Reputation: 811
I´m trying to programm a webcrawler for the message board of an austrian newspaper called derstandard.at. I´m interested in the interactions an would like to do a network analysis of the users. I was able to retrieve everything I wanted but when in comes to change the message boards page it simply doesn't work.
Using firefox I can simply access the pages I want by changing one number in the url for example page 5
when I try to access this out of my python script I alway get page 1.
First I thought this was because of my user agent but I changed it to my firefox user agent and still get allways page 1. why ist this?

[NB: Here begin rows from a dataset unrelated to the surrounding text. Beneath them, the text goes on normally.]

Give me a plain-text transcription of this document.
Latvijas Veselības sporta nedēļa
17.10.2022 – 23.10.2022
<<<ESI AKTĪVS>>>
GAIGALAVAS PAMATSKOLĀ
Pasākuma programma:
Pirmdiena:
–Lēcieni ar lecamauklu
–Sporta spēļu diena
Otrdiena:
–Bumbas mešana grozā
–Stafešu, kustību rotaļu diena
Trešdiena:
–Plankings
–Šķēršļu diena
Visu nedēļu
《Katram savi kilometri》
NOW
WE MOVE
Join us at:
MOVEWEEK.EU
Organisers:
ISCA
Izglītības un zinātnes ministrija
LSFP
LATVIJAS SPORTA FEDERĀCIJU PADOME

here is the relevant code snippet:
#!/usr/bin/python
# -*- coding: utf-8 -*-
import urllib
from BeautifulSoup import BeautifulSoup
from urllib import FancyURLopener
class MyOpener(FancyURLopener):
version = 'Mozilla/5.0 (Macintosh; Intel Mac OS X 10.8; rv:14.0) Gecko/20100101 Firefox/14.0.1'
f_open=MyOpener()
page=BeautifulSoup(f_open.open('http://derstandard.at/1345164506806/Umfrage-FPOe-auf-tiefstem-Stand-seit-mehr-als-zwei-Jahren?seite=5#forumstart'))
print page
Upvotes: 0
Views: 150
Reputation: 43467
according to OP. my comment to him solved the problem.
my comment:
maybe it is the "#" i heard it can cause errors sometimes, put a r at the start of your search string. like r'http://derstandard.at/1345164506806/Umfrage-FPOe-auf-tiefstem-Stand-seit-mehr-als-zwei-Jahren?seite=5#forumstart'
so it seems it was a simple mistake.
Upvotes: 1